"Look where this fellow turned up," the captain said. "It's Gregorio Stevenson."
At dawn, after a summary court martial, Arcadio was shot against the wall of the cemetery. In the last two hours of his life he did not manage to understand why the fear that had tormented him since childhood had disappeared. Impassive. without even worrying about making a show of his recent bravery, he listened to the interminable charges of the accusation. He thought about úrsula, who at that hour must have been under the chestnut tree having coffee with José Arcadio Buendía. He thought about his eight-month-old daugh-ter, who still had no name, and about the child who was going to be born in August. He thought about Santa Sofía de la Piedad, whom he had left the night before salting down a deer for next day's lunch, and he missed her hair pouring over her shoulders and her eyelashes, which looked as if they were artificial. He thought about his people without sentimentality, with a strict dosing of his accounts with life, beginning to understand how much he really loved the people he hated most. The president of the court-martial began his final speech when Arcadio realized that two hours had passed. "Even if the proven charges did not have merit enough," the president was saying, "the irresponsible and criminal boldness with which the accused drove his subordinates on to a useless death would be enough to deserve capital punishment." In the shattered schoolhouse where for the first time he had felt the security of power, a few feet from the room where he had come to know the uncertainty of love, Arcadio found the formality of death ridiculous. Death really did not matter to him but life did, and therefore the sensation he felt when they gave their decision was not a feeling of fear but of nostalgia. He did not speak until they asked him for his last request.
"Tell my wife," he answered in a well-modulated voice, "to give the girl the name of úrsula." He paused and said it again: "úrsula, like her grandmother. And tell her also that if the child that is to be born is a boy, they should name him José Arcadio, not for his uncle, but for his grandfather."
Before they took him to the execution wall Father Nicanor tried to attend him. "I have nothing to repent," Arcadio said, and he put himself under the orders of the squad after drinking a cup of black coffee.
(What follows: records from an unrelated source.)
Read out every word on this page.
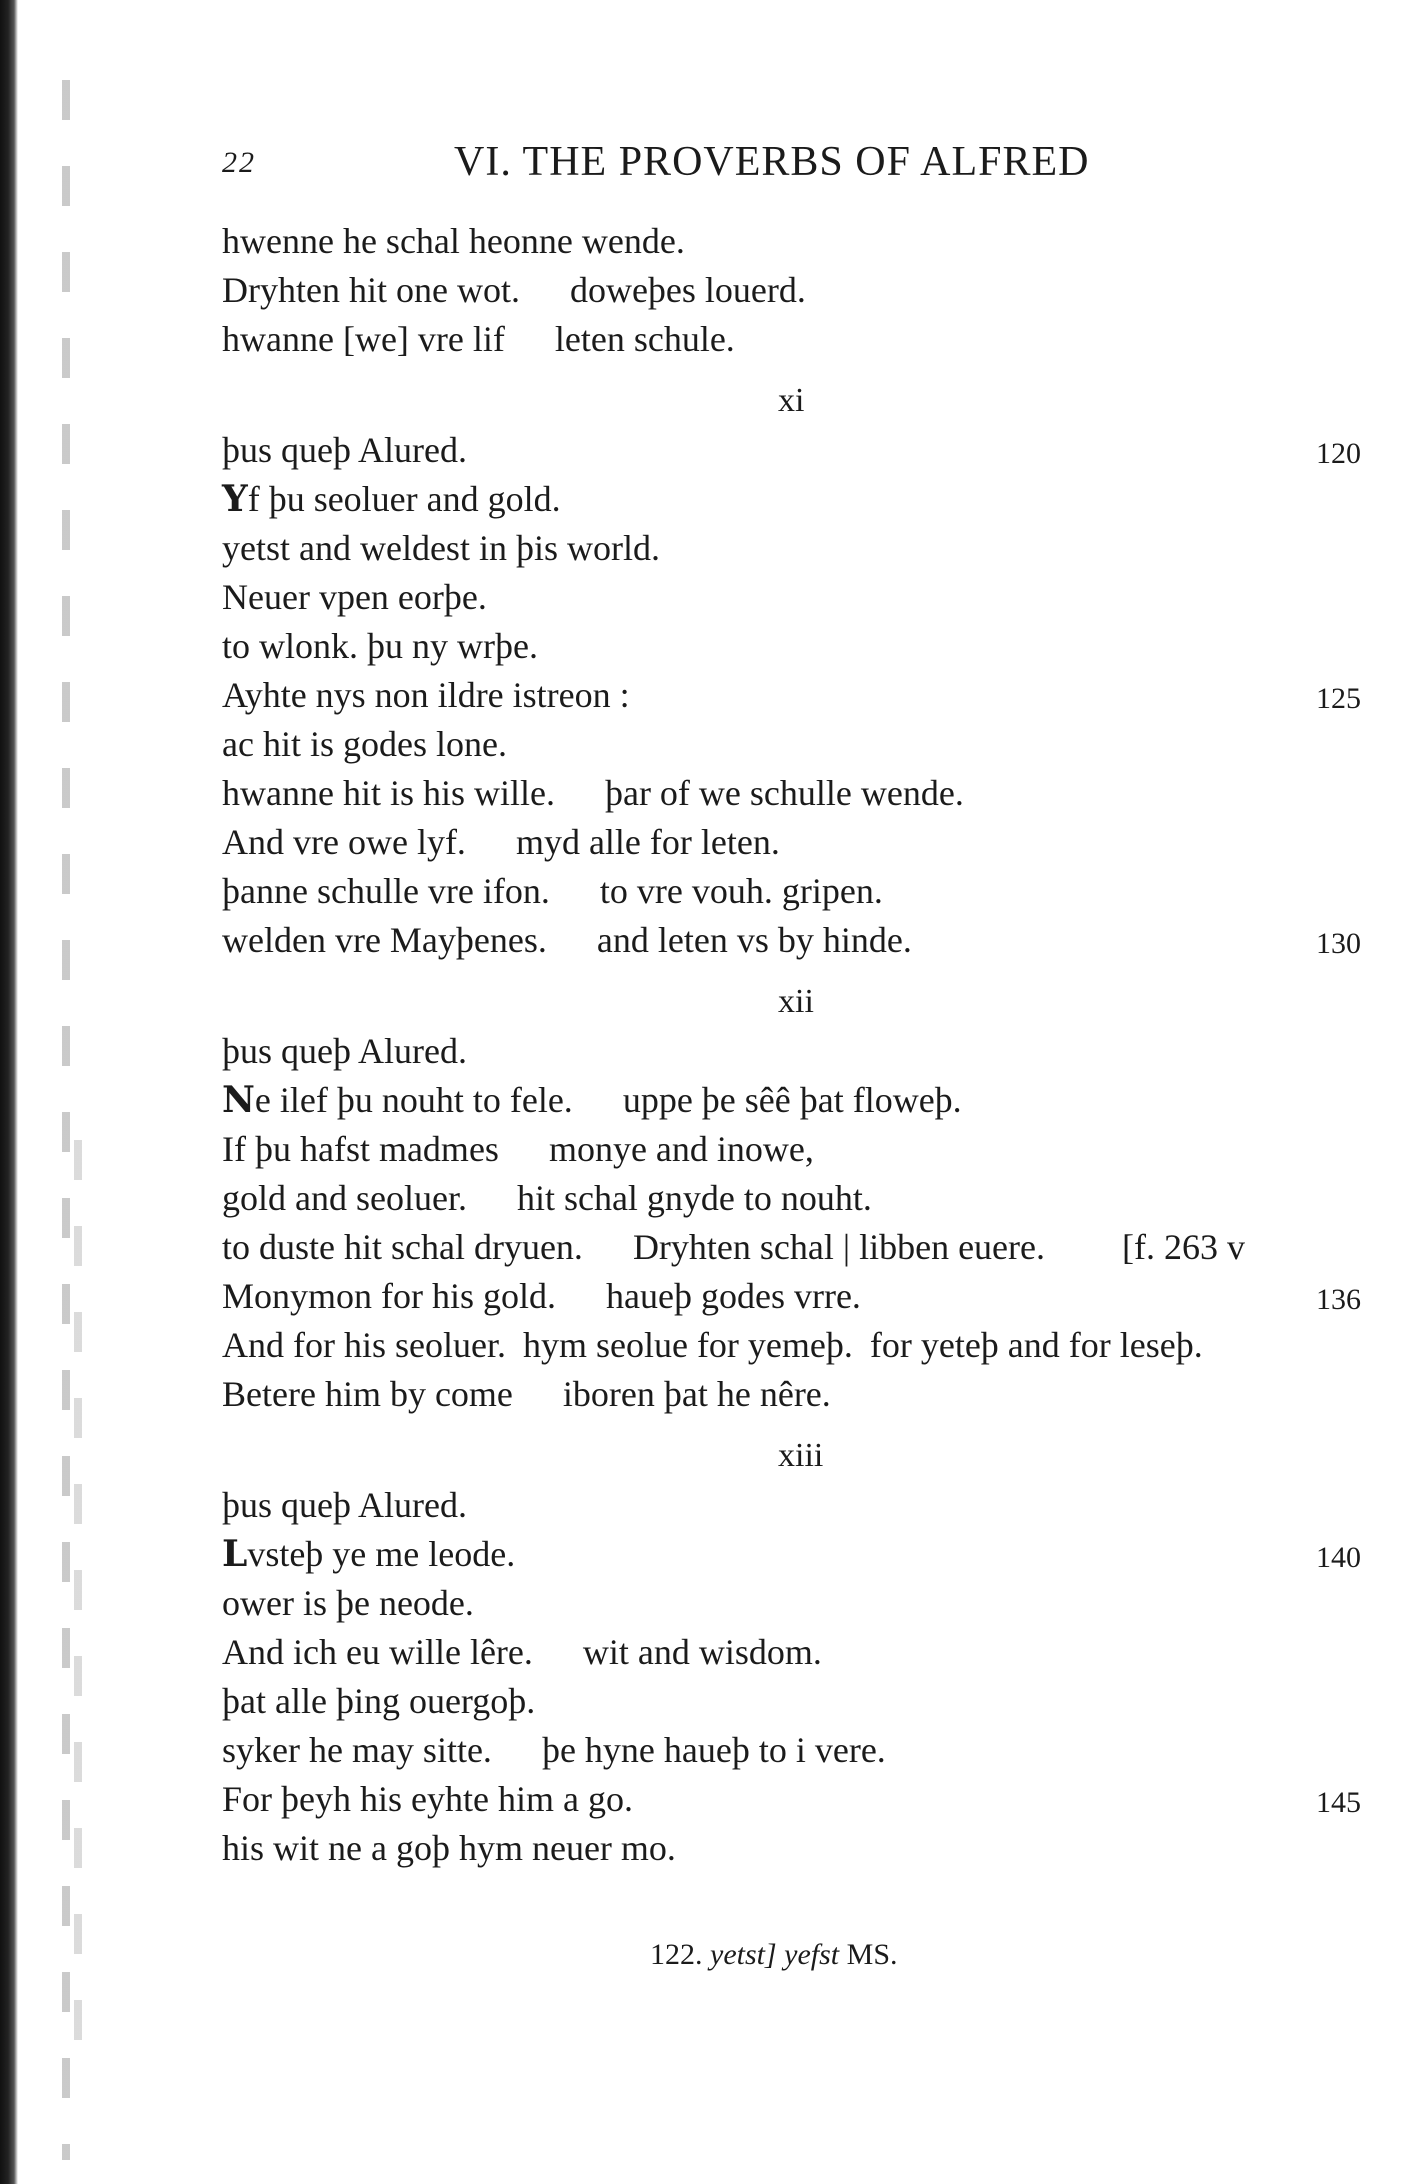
22	VI. THE PROVERBS OF ALFRED
hwenne he schal heonne wende.
Dryhten hit one wot. doweþes louerd.
hwanne [we] vre lif leten schule.
xi
þus queþ Alured.	120
Yf þu seoluer and gold.
yetst and weldest in þis world.
Neuer vpen eorþe.
to wlonk. þu ny wrþe.
Ayhte nys non ildre istreon :	125
ac hit is godes lone.
hwanne hit is his wille. þar of we schulle wende.
And vre owe lyf. myd alle for leten.
þanne schulle vre ifon. to vre vouh. gripen.
welden vre Mayþenes. and leten vs by hinde.	130
xii
þus queþ Alured.
Ne ilef þu nouht to fele. uppe þe sêê þat floweþ.
If þu hafst madmes monye and inowe,
gold and seoluer. hit schal gnyde to nouht.
to duste hit schal dryuen. Dryhten schal | libben euere. [f. 263 v
Monymon for his gold. haueþ godes vrre.	136
And for his seoluer. hym seolue for yemeþ. for yeteþ and for leseþ.
Betere him by come iboren þat he nêre.
xiii
þus queþ Alured.
Lvsteþ ye me leode.	140
ower is þe neode.
And ich eu wille lêre. wit and wisdom.
þat alle þing ouergoþ.
syker he may sitte. þe hyne haueþ to i vere.
For þeyh his eyhte him a go.	145
his wit ne a goþ hym neuer mo.
122. yetst] yefst MS.
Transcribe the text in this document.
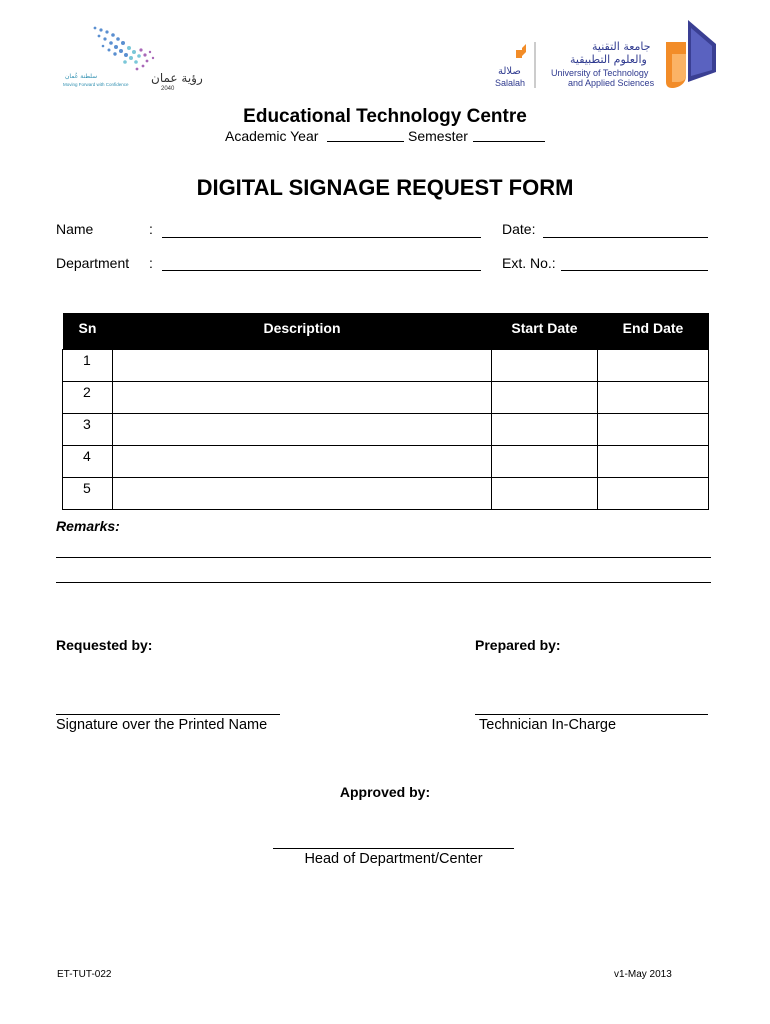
رؤية عمان
2040
سلطنة عُمان
Moving Forward with Confidence
صلالة
Salalah
جامعة التقنية
والعلوم التطبيقية
University of Technology
and Applied Sciences
Educational Technology Centre
Academic Year	Semester
DIGITAL SIGNAGE REQUEST FORM
Name	:	Date:
Department :	Ext. No.:
Sn	Description	Start Date	End Date
1			
2			
3			
4			
5			
Remarks:
Requested by:
Signature over the Printed Name
Prepared by:
Technician In-Charge
Approved by:
Head of Department/Center
ET-TUT-022	v1-May 2013
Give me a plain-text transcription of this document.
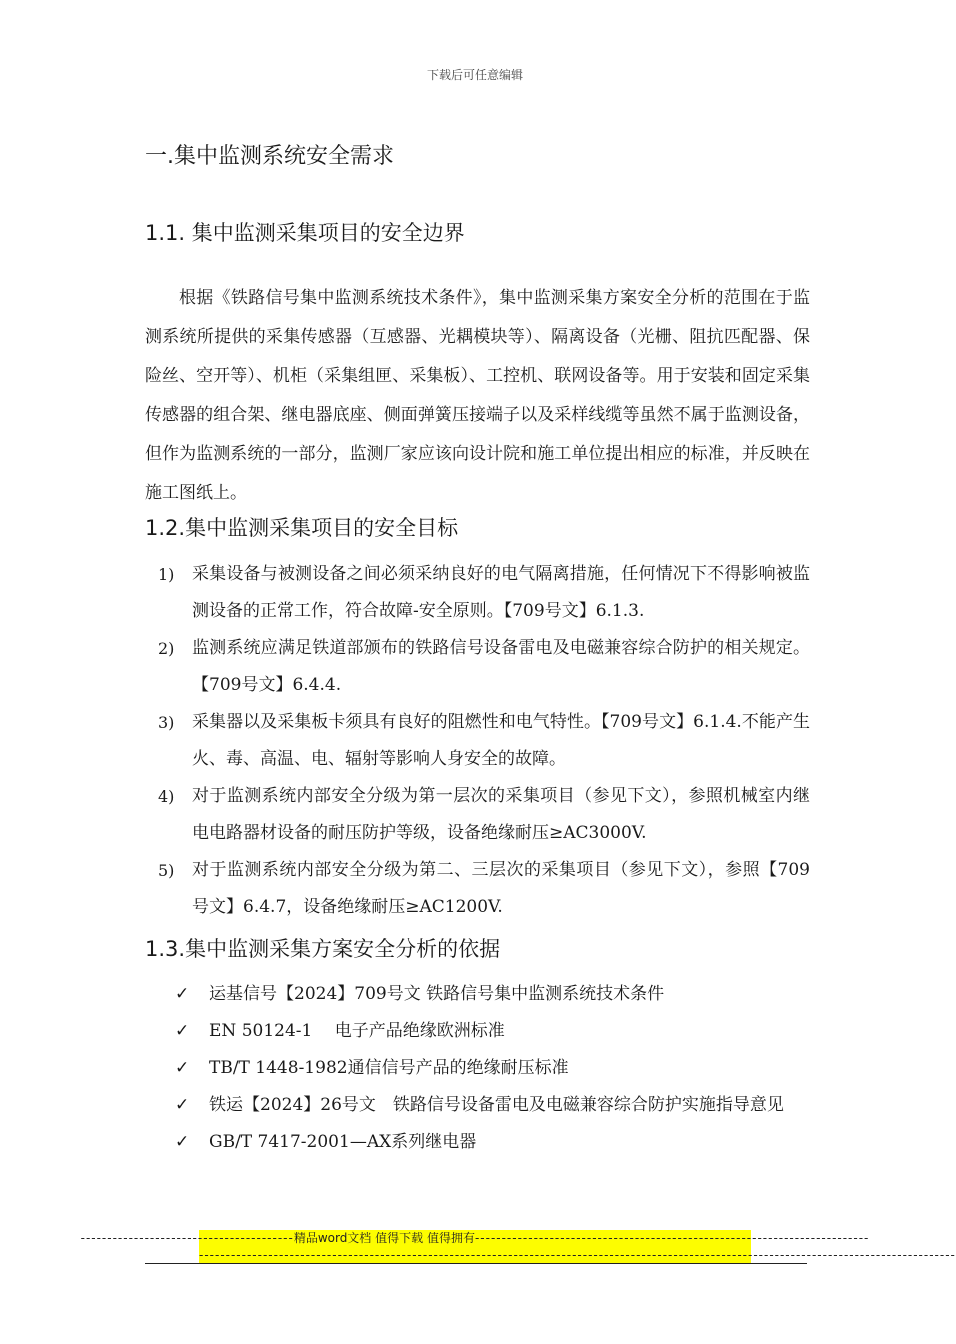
下载后可任意编辑
一.集中监测系统安全需求
1.1. 集中监测采集项目的安全边界

根据《铁路信号集中监测系统技术条件》，集中监测采集方案安全分析的范围在于监测系统所提供的采集传感器（互感器、光耦模块等）、隔离设备（光栅、阻抗匹配器、保险丝、空开等）、机柜（采集组匣、采集板）、工控机、联网设备等。用于安装和固定采集传感器的组合架、继电器底座、侧面弹簧压接端子以及采样线缆等虽然不属于监测设备，但作为监测系统的一部分，监测厂家应该向设计院和施工单位提出相应的标准，并反映在施工图纸上。

1.2.集中监测采集项目的安全目标
1) 采集设备与被测设备之间必须采纳良好的电气隔离措施，任何情况下不得影响被监测设备的正常工作，符合故障-安全原则。【709号文】6.1.3.
2) 监测系统应满足铁道部颁布的铁路信号设备雷电及电磁兼容综合防护的相关规定。【709号文】6.4.4.
3) 采集器以及采集板卡须具有良好的阻燃性和电气特性。【709号文】6.1.4.不能产生火、毒、高温、电、辐射等影响人身安全的故障。
4) 对于监测系统内部安全分级为第一层次的采集项目（参见下文），参照机械室内继电电路器材设备的耐压防护等级，设备绝缘耐压≥AC3000V.
5) 对于监测系统内部安全分级为第二、三层次的采集项目（参见下文），参照【709号文】6.4.7，设备绝缘耐压≥AC1200V.
1.3.集中监测采集方案安全分析的依据
✓ 运基信号【2024】709号文 铁路信号集中监测系统技术条件
✓ EN 50124-1　 电子产品绝缘欧洲标准
✓ TB/T 1448-1982通信信号产品的绝缘耐压标准
✓ 铁运【2024】26号文　铁路信号设备雷电及电磁兼容综合防护实施指导意见
✓ GB/T 7417-2001—AX系列继电器
---------------------------------------- 精品word文档 值得下载 值得拥有 --------------------------------------------------------------------------
----------------------------------------------------------------------------------------------------------------------------------------------
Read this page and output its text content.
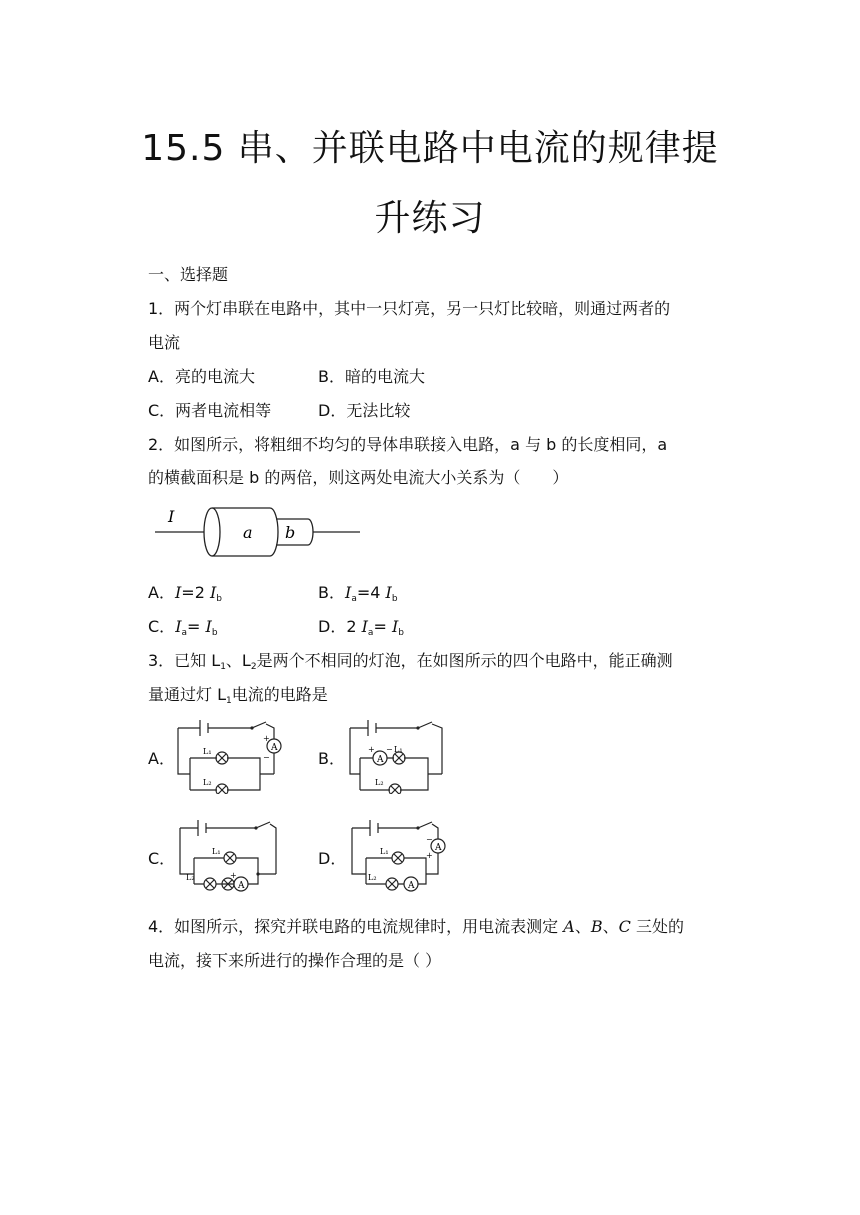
15.5 串、并联电路中电流的规律提
升练习
一、选择题
1．两个灯串联在电路中，其中一只灯亮，另一只灯比较暗，则通过两者的
电流
A．亮的电流大	B．暗的电流大
C．两者电流相等	D．无法比较
2．如图所示，将粗细不均匀的导体串联接入电路，a 与 b 的长度相同，a
的横截面积是 b 的两倍，则这两处电流大小关系为（　　）
I
a b
A．I=2 $I_b$	B．$I_a=4$ $I_b$
C．$I_a= I_b$	D．2 $I_a= I_b$
3．已知 $L_1$、$L_2$是两个不相同的灯泡，在如图所示的四个电路中，能正确测
量通过灯 $L_1$电流的电路是
A．
A
+
−
L₁
L₂
B．	A
+ − L₁
L₂
C．
A
+
L₁
L₂
D．
A
A
−
+
L₁
L₂
4．如图所示，探究并联电路的电流规律时，用电流表测定 A、B、C 三处的
电流，接下来所进行的操作合理的是（ ）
The leader of the squad, a specialist in summary executions, had a name that had much more about it than chance: Captain Roque Carnicero, which meant butcher. On the way to the cemetery, under the persistent drizzle, Arcadio saw that a radiant Wednesday was breaking out on the horizon. His nostalgia disappeared with the mist and left an immense curiosity in its place. Only when they ordered him to put his back to the wall did Arcadio see Rebeca, with wet hair and a pink flowered dress, opening wide the door. He made an effort to get her to recognize him. And Rebeca did take a casual look toward the wall and was paralyzed with stupor, barely able to react and wave goodbye to Arcadio. Arcadio answered her the same way. At that instant the smoking mouths of the rifles were aimed at him and letter by letter he heard the encyclicals that Melquíades had chanted and he heard the lost steps of Santa Sofía de la Piedad, a virgin, in the classroom, and in his nose he felt the same icy hardness that had drawn his attention in the nostrils of the corpse of Remedios. "Oh, God damn it!" he managed to think. "I forgot to say that if it was a girl they should name her Remedios." Then, all accumulated in the rip of a claw, he felt again all the terror that had tormented him in his life. The captain gave the order to fire. Arcadio barely had time to put out his chest and raise his head, not understanding where the hot liquid that burned his thighs was pouring from.
"Bastards!" he shouted. "Long live the Liberal Party!"